Я подумал о своем последнем письме маме, посланном еще из Мытищ, о крыше и выбитых окнах в Маринкиной хате, о погребе и Кольке, и что-то обидное шевельнулось во мне к самому себе. Почему-то мне вспомнилось, что самым ненавистным словом у мамы было «проходимец». Хуже такого определения человека она не знала.
— Ты чего замолчал? — спросила Маринка.
— Думал, — сказал я.
— О чем?
— О себе… И о тебе тоже… Знаешь, у нас все с тобой должно быть хорошо и правильно! Давай поженимся…
То, что я сказал — поженимся, отозвалось во мне каким-то протяжным, изнуряюще-благостным звоном, и я повторил это слово, прислушиваясь к его звучанию и впервые постигая его пугающе-громадный, сокровенный смысл.
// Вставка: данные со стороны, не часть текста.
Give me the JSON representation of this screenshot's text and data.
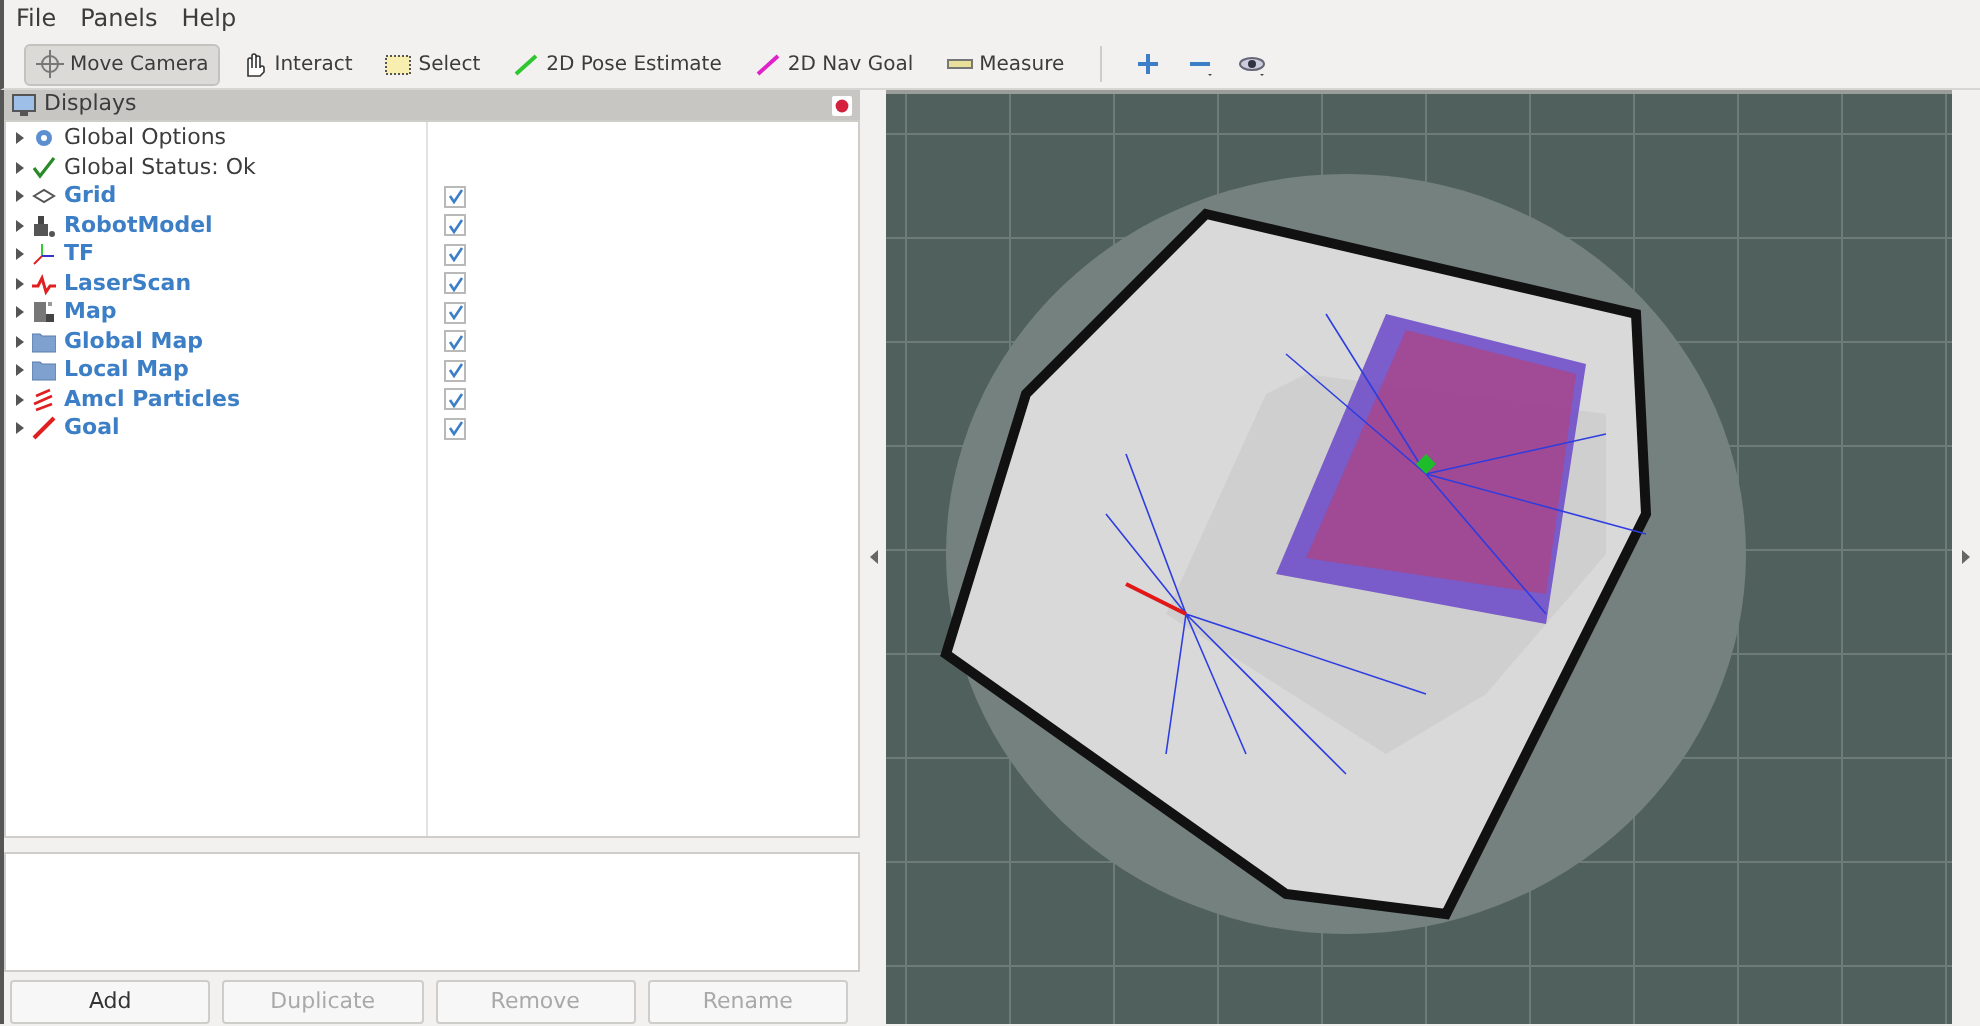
{
  "menu": [
    "File",
    "Panels",
    "Help"
  ],
  "tools": [
    {
      "label": "Move Camera",
      "kind": "move",
      "selected": true
    },
    {
      "label": "Interact",
      "kind": "hand",
      "selected": false
    },
    {
      "label": "Select",
      "kind": "select",
      "selected": false
    },
    {
      "label": "2D Pose Estimate",
      "kind": "pose",
      "selected": false
    },
    {
      "label": "2D Nav Goal",
      "kind": "goal",
      "selected": false
    },
    {
      "label": "Measure",
      "kind": "ruler",
      "selected": false
    }
  ],
  "displays_panel": {
    "title": "Displays",
    "items": [
      {
        "label": "Global Options",
        "kind": "gear"
      },
      {
        "label": "Global Status: Ok",
        "kind": "ok"
      },
      {
        "label": "Grid",
        "kind": "grid",
        "checked": true
      },
      {
        "label": "RobotModel",
        "kind": "robot",
        "checked": true
      },
      {
        "label": "TF",
        "kind": "tf",
        "checked": true
      },
      {
        "label": "LaserScan",
        "kind": "laser",
        "checked": true
      },
      {
        "label": "Map",
        "kind": "map",
        "checked": true
      },
      {
        "label": "Global Map",
        "kind": "folder",
        "checked": true
      },
      {
        "label": "Local Map",
        "kind": "folder",
        "checked": true
      },
      {
        "label": "Amcl Particles",
        "kind": "particles",
        "checked": true
      },
      {
        "label": "Goal",
        "kind": "goal",
        "checked": true
      }
    ],
    "buttons": [
      {
        "label": "Add",
        "disabled": false
      },
      {
        "label": "Duplicate",
        "disabled": true
      },
      {
        "label": "Remove",
        "disabled": true
      },
      {
        "label": "Rename",
        "disabled": true
      }
    ]
  }
}
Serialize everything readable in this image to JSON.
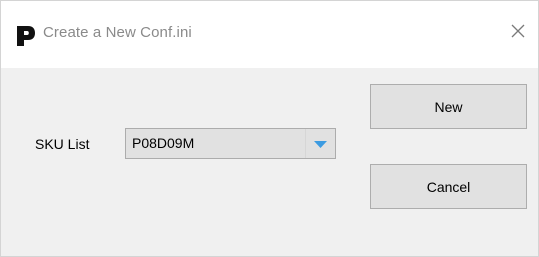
{
  "window": {
    "title": "Create a New Conf.ini",
    "app_icon_letter": "P",
    "icons": {
      "app": "p-logo-icon",
      "close": "close-icon",
      "dropdown": "chevron-down-icon"
    }
  },
  "form": {
    "sku_label": "SKU List",
    "sku_selected": "P08D09M"
  },
  "buttons": {
    "new_label": "New",
    "cancel_label": "Cancel"
  },
  "colors": {
    "dropdown_arrow": "#3c9be1",
    "title_text": "#8a8a8a"
  }
}
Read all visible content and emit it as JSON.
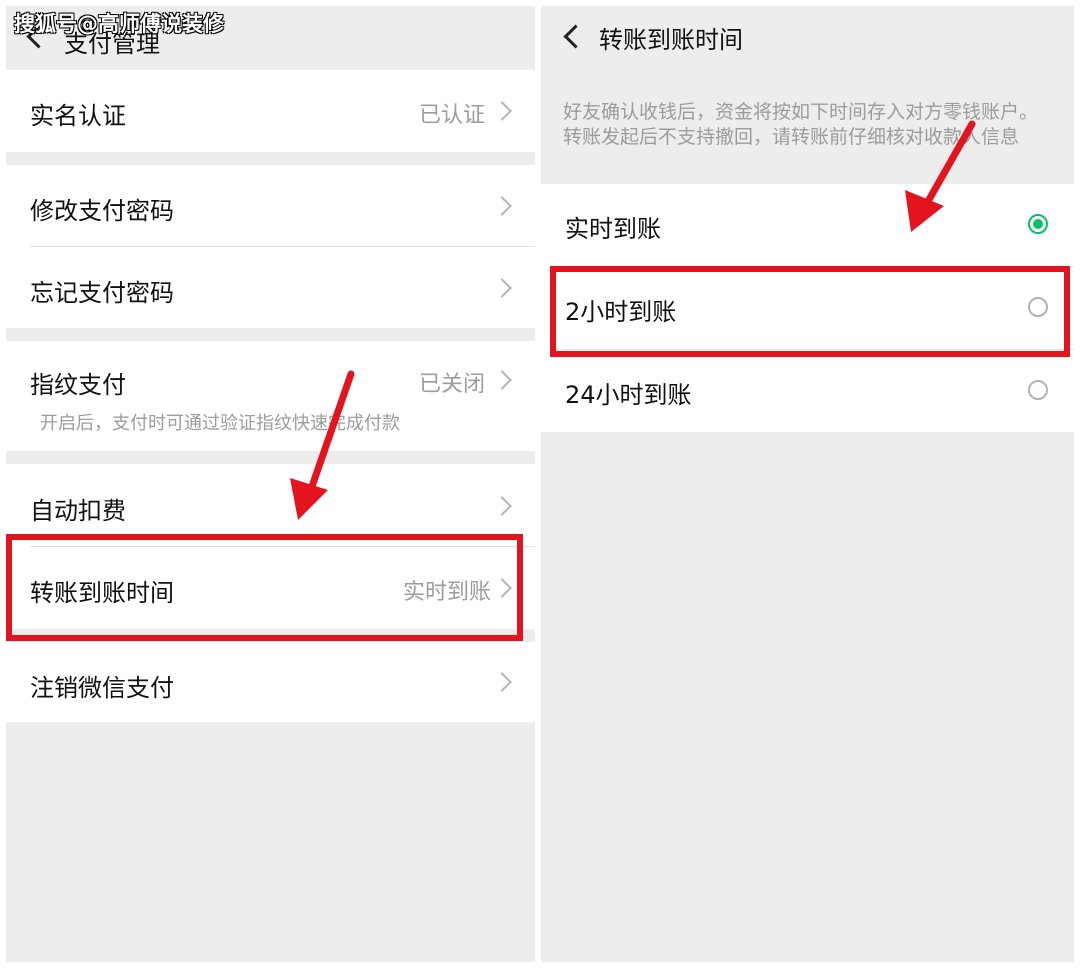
{
  "watermark": "搜狐号@高师傅说装修",
  "left": {
    "nav_title": "支付管理",
    "rows": {
      "realname": {
        "label": "实名认证",
        "value": "已认证"
      },
      "change_pwd": {
        "label": "修改支付密码"
      },
      "forgot_pwd": {
        "label": "忘记支付密码"
      },
      "fingerprint": {
        "label": "指纹支付",
        "value": "已关闭",
        "desc": "开启后，支付时可通过验证指纹快速完成付款"
      },
      "auto_deduct": {
        "label": "自动扣费"
      },
      "transfer_time": {
        "label": "转账到账时间",
        "value": "实时到账"
      },
      "cancel_pay": {
        "label": "注销微信支付"
      }
    }
  },
  "right": {
    "nav_title": "转账到账时间",
    "description": "好友确认收钱后，资金将按如下时间存入对方零钱账户。转账发起后不支持撤回，请转账前仔细核对收款人信息",
    "options": [
      {
        "label": "实时到账",
        "selected": true
      },
      {
        "label": "2小时到账",
        "selected": false
      },
      {
        "label": "24小时到账",
        "selected": false
      }
    ]
  },
  "colors": {
    "accent_green": "#07c160",
    "highlight_red": "#e4141f",
    "background_gray": "#ededed"
  },
  "icons": [
    "back-chevron-icon",
    "chevron-right-icon",
    "radio-selected-icon",
    "radio-unselected-icon",
    "red-arrow-annotation"
  ]
}
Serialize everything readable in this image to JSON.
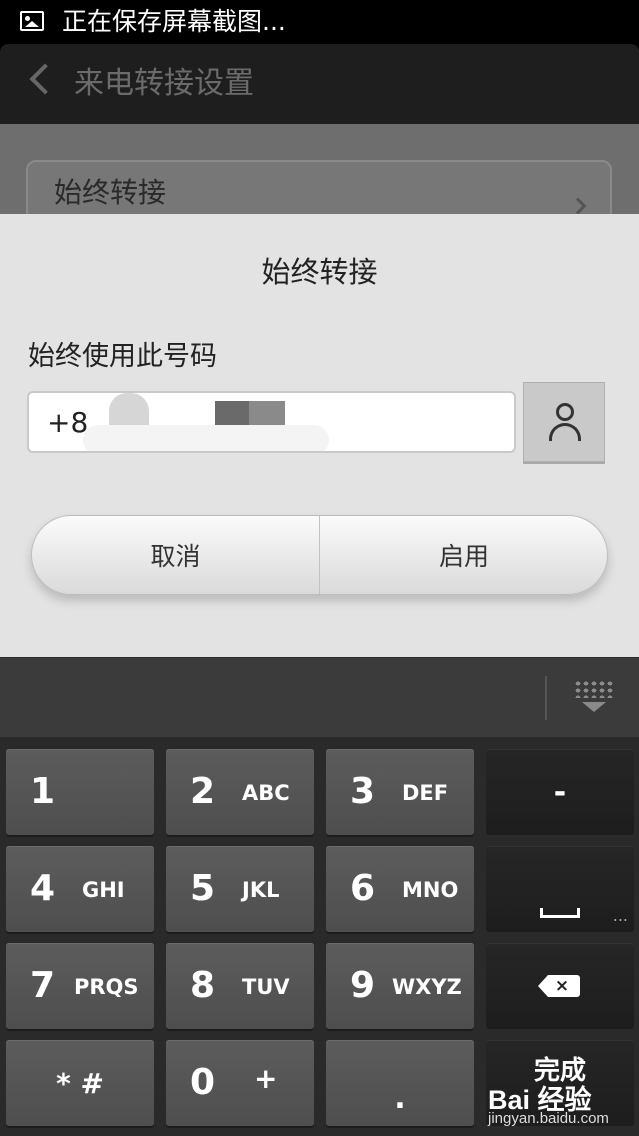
{
  "status_bar": {
    "notification_icon": "image-icon",
    "text": "正在保存屏幕截图..."
  },
  "app_bar": {
    "title": "来电转接设置",
    "back_icon": "chevron-left-icon"
  },
  "background_list": {
    "items": [
      {
        "label": "始终转接"
      }
    ]
  },
  "dialog": {
    "title": "始终转接",
    "field_label": "始终使用此号码",
    "phone_value": "+8",
    "contact_icon": "person-icon",
    "cancel_label": "取消",
    "enable_label": "启用"
  },
  "keyboard": {
    "hide_icon": "keyboard-hide-icon",
    "keys": [
      {
        "digit": "1",
        "letters": ""
      },
      {
        "digit": "2",
        "letters": "ABC"
      },
      {
        "digit": "3",
        "letters": "DEF"
      },
      {
        "symbol": "-"
      },
      {
        "digit": "4",
        "letters": "GHI"
      },
      {
        "digit": "5",
        "letters": "JKL"
      },
      {
        "digit": "6",
        "letters": "MNO"
      },
      {
        "symbol": "space"
      },
      {
        "digit": "7",
        "letters": "PRQS"
      },
      {
        "digit": "8",
        "letters": "TUV"
      },
      {
        "digit": "9",
        "letters": "WXYZ"
      },
      {
        "symbol": "backspace"
      },
      {
        "symbol": "* #"
      },
      {
        "digit": "0",
        "letters": "+"
      },
      {
        "symbol": "."
      },
      {
        "symbol": "完成"
      }
    ],
    "more_dots": "..."
  },
  "watermark": {
    "logo": "Bai 经验",
    "url": "jingyan.baidu.com"
  }
}
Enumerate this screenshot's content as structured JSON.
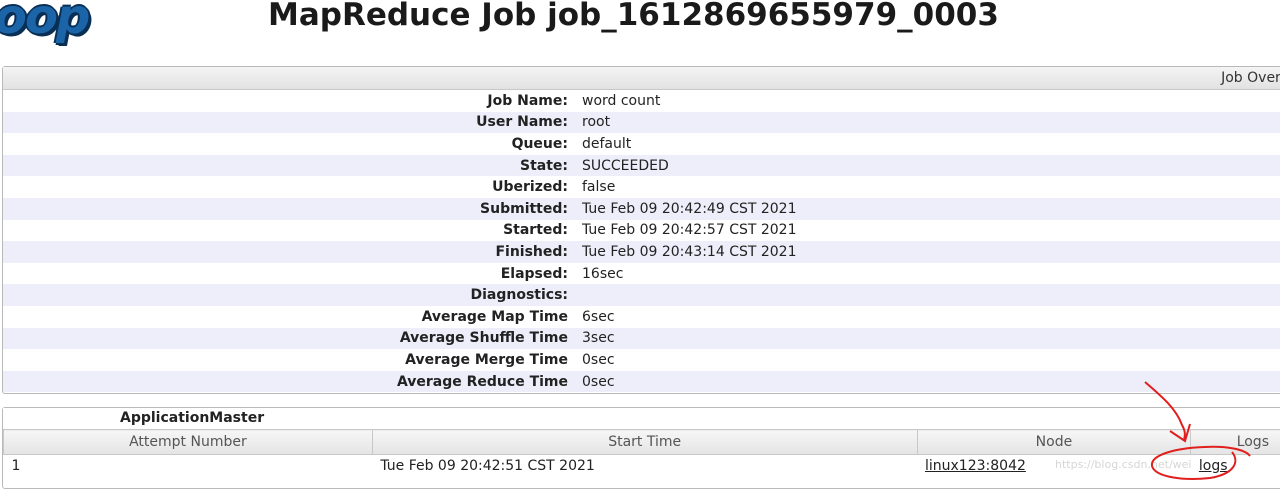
{
  "logo_text": "oop",
  "page_title": "MapReduce Job job_1612869655979_0003",
  "overview": {
    "header": "Job Overvi",
    "rows": [
      {
        "label": "Job Name:",
        "value": "word count"
      },
      {
        "label": "User Name:",
        "value": "root"
      },
      {
        "label": "Queue:",
        "value": "default"
      },
      {
        "label": "State:",
        "value": "SUCCEEDED"
      },
      {
        "label": "Uberized:",
        "value": "false"
      },
      {
        "label": "Submitted:",
        "value": "Tue Feb 09 20:42:49 CST 2021"
      },
      {
        "label": "Started:",
        "value": "Tue Feb 09 20:42:57 CST 2021"
      },
      {
        "label": "Finished:",
        "value": "Tue Feb 09 20:43:14 CST 2021"
      },
      {
        "label": "Elapsed:",
        "value": "16sec"
      },
      {
        "label": "Diagnostics:",
        "value": ""
      },
      {
        "label": "Average Map Time",
        "value": "6sec"
      },
      {
        "label": "Average Shuffle Time",
        "value": "3sec"
      },
      {
        "label": "Average Merge Time",
        "value": "0sec"
      },
      {
        "label": "Average Reduce Time",
        "value": "0sec"
      }
    ]
  },
  "application_master": {
    "title": "ApplicationMaster",
    "columns": [
      "Attempt Number",
      "Start Time",
      "Node",
      "Logs"
    ],
    "rows": [
      {
        "attempt": "1",
        "start_time": "Tue Feb 09 20:42:51 CST 2021",
        "node": "linux123:8042",
        "logs": "logs"
      }
    ]
  },
  "watermark": "https://blog.csdn.net/wei"
}
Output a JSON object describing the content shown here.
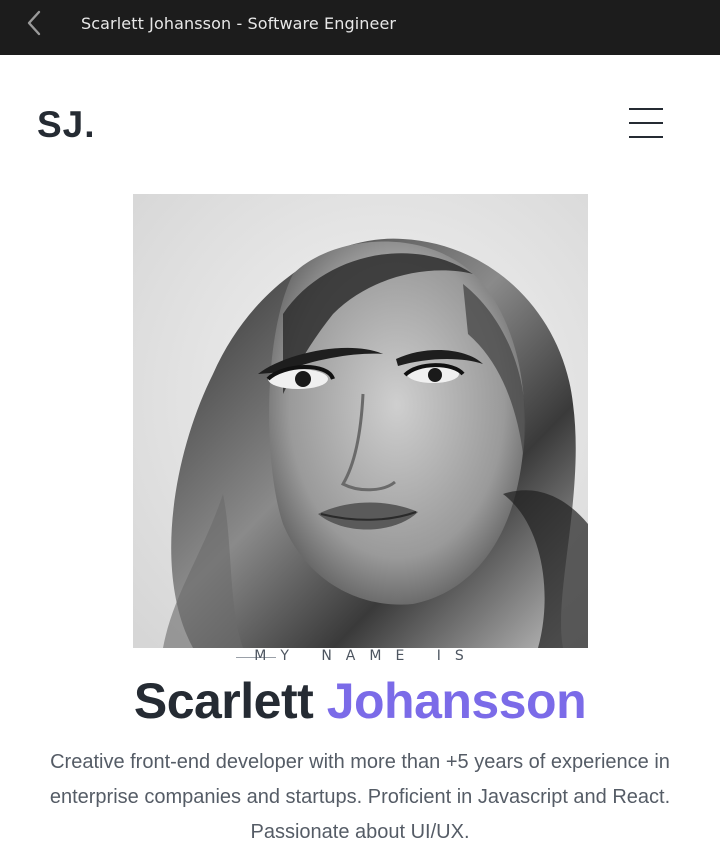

Наверно, Маринка тоже ощутила это, потому что вдруг прижалась ко мне и притаилась.
— Поженимся! — опять сказал я.
— Что ты выдумываешь, — произнесла наконец Маринка. — Где же мы… Война же кругом!
— Черт с нею! — сказал я. — Мы поженимся так пока, понимаешь? А после войны только будем как настоящие муж и жена. Хорошо?
— Что ты выду-умываешь!..
— Завтра поженимся, в день моего рождения…
— Господи! Что ты говоришь?! — воскликнула Маринка, и в эту минуту она была очень похожа на свою мать, когда та увидела лошадь в сенцах и сказала «Господи!». — У меня же тоже двадцать второго ноября день рождения! Ты вправду?
— Ну да. Двадцать один стукнет. Ты думаешь, я молоденький?
— Не-ет, я и не думала… А мне тоже восемнадцать стукнет. А ты думал сколько?
— Пятьдесят шесть, — сказал я.
— Что ты! Маме и то сорок пять только!..
— Дурочка ты!..
Возвращался я бегом, и подмерзший снег не скрипел, в пел у меня под ногами, и мысленно я пел сам, и со мной пела вся та ночь — чутко-тревожная, огромная, заселенная звездами, войной и моей любовью. Я хорошо понимал, что мои радость «незаконна» — немцы ведь подходили к Москве, но все равно я не справлялся с желанием поделить свое счастье поровну со всеми людьми.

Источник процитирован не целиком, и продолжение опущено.